What are your thoughts on the samsung 850 pro? Is it reliable compared to other ssd's? People seem to like it, but I have heard the updates can slow it down.


----------



## johnb35

The regular EVO will be fast enough as is probably the most popular model bought.  Should have no problems with it.


----------



## jcmv4792

johnb35 said:


> The regular EVO will be fast enough as is probably the most popular model bought.  Should have no problems with it.



oops. should have just went with the Evo then. I got the 850 pro model.


----------



## jcmv4792

Will I have to format or open a new volume on the larger ssd before the migration?


----------



## mep916

jcmv4792 said:


> Will I have to format or open a new volume on the larger ssd before the migration?



Yep. Within Minitool, you'll first want to format the Samsung drive as an NTFS partition, then start the migration.

Do you know how to burn an ISO file to a CD/DVD? You'll have to boot into minitool to perform the migration.

Here's step-by-step instructions for the migration: http://www.partitionwizard.com/help/migrate-os-to-ssd-hd.html#howto


----------



## jcmv4792

No I do not even know what an ISO file even is haha. Okay I will check out that link.


----------



## mep916

Download the ISO here: http://www.partitionwizard.com/partition-wizard-bootable-cd.html

If you have blank CD/DVD media, insert the disk into the drive and click on the ISO. Assuming you're running Win 7 or better, Windows will burn the file onto the disk. After that, restart your computer and boot into the program. Just follow the prompts -- it's fairly straightforward from there. If you don't have a blank disk, you can use a flash drive, but we'll need to make it a bootable drive.


----------



## jcmv4792

mep916 said:


> Download the ISO here: http://www.partitionwizard.com/partition-wizard-bootable-cd.html
> 
> If you have blank CD/DVD media, insert the disk into the drive and click on the ISO. Assuming you're running Win 7 or better, Windows will burn the file onto the disk. After that, restart your computer and boot into the program. Just follow the prompts -- it's fairly straightforward from there. If you don't have a blank disk, you can use a flash drive, but we'll need to make it a bootable drive.

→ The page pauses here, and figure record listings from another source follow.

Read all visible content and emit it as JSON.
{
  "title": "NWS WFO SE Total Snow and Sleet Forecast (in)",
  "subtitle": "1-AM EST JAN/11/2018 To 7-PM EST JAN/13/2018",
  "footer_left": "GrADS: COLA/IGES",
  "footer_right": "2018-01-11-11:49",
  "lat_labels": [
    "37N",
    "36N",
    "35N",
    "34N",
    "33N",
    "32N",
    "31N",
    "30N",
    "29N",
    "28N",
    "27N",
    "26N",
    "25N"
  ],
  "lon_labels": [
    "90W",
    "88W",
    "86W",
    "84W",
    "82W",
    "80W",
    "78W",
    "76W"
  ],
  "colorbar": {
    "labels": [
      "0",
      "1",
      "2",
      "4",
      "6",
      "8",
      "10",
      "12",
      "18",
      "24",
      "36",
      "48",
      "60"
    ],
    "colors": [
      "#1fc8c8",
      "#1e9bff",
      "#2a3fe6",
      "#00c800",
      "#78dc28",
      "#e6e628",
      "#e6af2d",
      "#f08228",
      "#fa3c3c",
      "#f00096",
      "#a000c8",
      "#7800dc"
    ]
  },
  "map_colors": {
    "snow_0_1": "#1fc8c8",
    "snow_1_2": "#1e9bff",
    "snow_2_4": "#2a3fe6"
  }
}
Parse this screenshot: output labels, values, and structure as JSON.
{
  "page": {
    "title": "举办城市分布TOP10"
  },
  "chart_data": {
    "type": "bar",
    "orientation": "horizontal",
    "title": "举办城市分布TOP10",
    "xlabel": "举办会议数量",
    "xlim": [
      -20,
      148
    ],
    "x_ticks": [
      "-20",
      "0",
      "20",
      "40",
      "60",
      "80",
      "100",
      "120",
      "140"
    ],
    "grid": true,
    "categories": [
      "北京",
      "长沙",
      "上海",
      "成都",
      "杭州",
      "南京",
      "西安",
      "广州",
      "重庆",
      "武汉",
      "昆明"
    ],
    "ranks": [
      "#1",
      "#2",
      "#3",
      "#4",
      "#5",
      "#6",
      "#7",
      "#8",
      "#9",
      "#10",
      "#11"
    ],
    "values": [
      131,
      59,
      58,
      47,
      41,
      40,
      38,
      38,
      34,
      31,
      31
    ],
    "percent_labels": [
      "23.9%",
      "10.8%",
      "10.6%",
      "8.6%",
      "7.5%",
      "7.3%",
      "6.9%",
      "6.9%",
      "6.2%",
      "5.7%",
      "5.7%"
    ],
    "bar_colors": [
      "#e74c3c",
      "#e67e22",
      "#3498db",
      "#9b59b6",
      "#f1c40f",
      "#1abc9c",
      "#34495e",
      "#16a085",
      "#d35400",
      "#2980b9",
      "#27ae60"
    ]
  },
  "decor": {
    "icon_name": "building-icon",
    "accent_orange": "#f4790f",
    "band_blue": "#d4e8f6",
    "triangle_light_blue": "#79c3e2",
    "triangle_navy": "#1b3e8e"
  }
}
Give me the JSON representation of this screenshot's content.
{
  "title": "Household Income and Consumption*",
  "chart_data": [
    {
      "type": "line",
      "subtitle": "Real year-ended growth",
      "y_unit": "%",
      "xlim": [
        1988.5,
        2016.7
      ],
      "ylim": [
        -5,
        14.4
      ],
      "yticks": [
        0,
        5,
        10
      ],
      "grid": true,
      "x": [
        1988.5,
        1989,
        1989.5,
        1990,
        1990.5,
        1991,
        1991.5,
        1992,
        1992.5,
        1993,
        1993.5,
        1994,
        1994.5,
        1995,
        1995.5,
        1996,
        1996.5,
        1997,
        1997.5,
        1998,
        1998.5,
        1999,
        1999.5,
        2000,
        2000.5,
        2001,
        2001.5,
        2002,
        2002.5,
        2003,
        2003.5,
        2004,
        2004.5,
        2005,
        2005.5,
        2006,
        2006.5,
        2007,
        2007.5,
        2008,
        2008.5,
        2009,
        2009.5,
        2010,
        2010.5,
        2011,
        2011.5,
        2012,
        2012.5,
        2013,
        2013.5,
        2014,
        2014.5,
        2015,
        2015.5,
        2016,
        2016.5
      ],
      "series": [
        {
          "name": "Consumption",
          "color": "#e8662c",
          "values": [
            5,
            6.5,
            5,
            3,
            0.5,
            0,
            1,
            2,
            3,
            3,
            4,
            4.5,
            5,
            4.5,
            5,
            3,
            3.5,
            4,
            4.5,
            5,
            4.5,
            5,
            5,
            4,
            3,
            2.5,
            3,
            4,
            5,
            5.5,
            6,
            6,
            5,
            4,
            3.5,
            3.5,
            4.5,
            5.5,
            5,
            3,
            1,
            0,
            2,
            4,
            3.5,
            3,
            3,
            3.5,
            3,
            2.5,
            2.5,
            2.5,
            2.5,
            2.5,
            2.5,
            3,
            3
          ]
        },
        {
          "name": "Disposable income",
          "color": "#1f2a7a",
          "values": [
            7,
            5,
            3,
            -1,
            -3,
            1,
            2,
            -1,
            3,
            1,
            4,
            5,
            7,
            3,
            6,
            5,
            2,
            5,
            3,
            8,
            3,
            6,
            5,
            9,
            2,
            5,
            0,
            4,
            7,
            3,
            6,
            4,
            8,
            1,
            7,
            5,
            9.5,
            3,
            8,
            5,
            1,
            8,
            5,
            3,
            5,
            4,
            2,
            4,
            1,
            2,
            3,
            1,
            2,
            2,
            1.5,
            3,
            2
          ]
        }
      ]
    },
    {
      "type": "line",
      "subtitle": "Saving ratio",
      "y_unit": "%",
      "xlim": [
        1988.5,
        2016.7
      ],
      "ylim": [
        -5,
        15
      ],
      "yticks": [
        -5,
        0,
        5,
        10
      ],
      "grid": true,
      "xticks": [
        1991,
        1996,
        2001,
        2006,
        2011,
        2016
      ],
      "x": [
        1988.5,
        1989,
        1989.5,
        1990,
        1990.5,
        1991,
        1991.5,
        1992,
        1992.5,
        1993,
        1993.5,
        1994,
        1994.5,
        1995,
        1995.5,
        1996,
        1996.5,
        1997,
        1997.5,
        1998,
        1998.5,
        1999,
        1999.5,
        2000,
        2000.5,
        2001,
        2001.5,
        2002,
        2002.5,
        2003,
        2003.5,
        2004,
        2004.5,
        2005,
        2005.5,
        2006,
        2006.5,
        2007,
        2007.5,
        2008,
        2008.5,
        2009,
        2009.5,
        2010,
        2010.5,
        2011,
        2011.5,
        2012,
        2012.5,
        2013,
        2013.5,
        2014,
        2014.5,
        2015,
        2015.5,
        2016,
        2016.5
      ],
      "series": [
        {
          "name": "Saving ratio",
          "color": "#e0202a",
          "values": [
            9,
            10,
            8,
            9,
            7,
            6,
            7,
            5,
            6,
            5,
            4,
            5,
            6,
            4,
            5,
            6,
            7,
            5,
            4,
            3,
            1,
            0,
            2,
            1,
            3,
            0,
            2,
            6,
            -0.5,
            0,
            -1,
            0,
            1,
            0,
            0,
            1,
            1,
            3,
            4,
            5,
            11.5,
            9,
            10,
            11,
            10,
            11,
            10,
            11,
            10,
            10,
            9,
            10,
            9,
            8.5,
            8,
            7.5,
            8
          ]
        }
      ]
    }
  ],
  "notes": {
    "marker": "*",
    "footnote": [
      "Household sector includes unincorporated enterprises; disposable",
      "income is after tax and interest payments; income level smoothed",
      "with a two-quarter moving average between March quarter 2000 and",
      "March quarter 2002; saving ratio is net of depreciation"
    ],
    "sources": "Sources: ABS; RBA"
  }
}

Sorry, I'm just having a bit of trouble understanding(as mentioned before, very new to computers). So once I restart the computer *after* burning the file onto the disk, will the computer automatically boot into the program, or do I have to press any keys while the computer is booting?


----------



## jcmv4792

And do all partition managers including acronis require a separate cd? Watching some migration videos on youtube, some people don't mention burning iso's on cds. They seem to just boot right after cloning to a larger ssd.


----------



## johnb35

The samsung SSD drive will have a cd to use to clone your existing install to the new drive, called samsung migration.


----------



## jcmv4792

Alright, just got done migrating and booted on the new SSD!

But when I went into the BIOS and put the ssd as the priority boot device it said ""Reboot and _Select proper Boot device_ or Insert Boot Media in selected Boot Device and press a key"

The computer will only boot with the SSD if the priority is set to "Hard disk: uefi windows boot manager"


----------



## johnb35

As long as it boots the SSD with that setting then you are good.  Or its possible the boot files are on the HDD instead of the SDD.


----------



## jcmv4792

Okay good to know. I don't think they are on the HDD. The only thing I had on the HDD was revouninstaller, and I deleted that. I actually used a 512gb SSD as the OS drive, and replaced the HDD with a 1tb ssd.


----------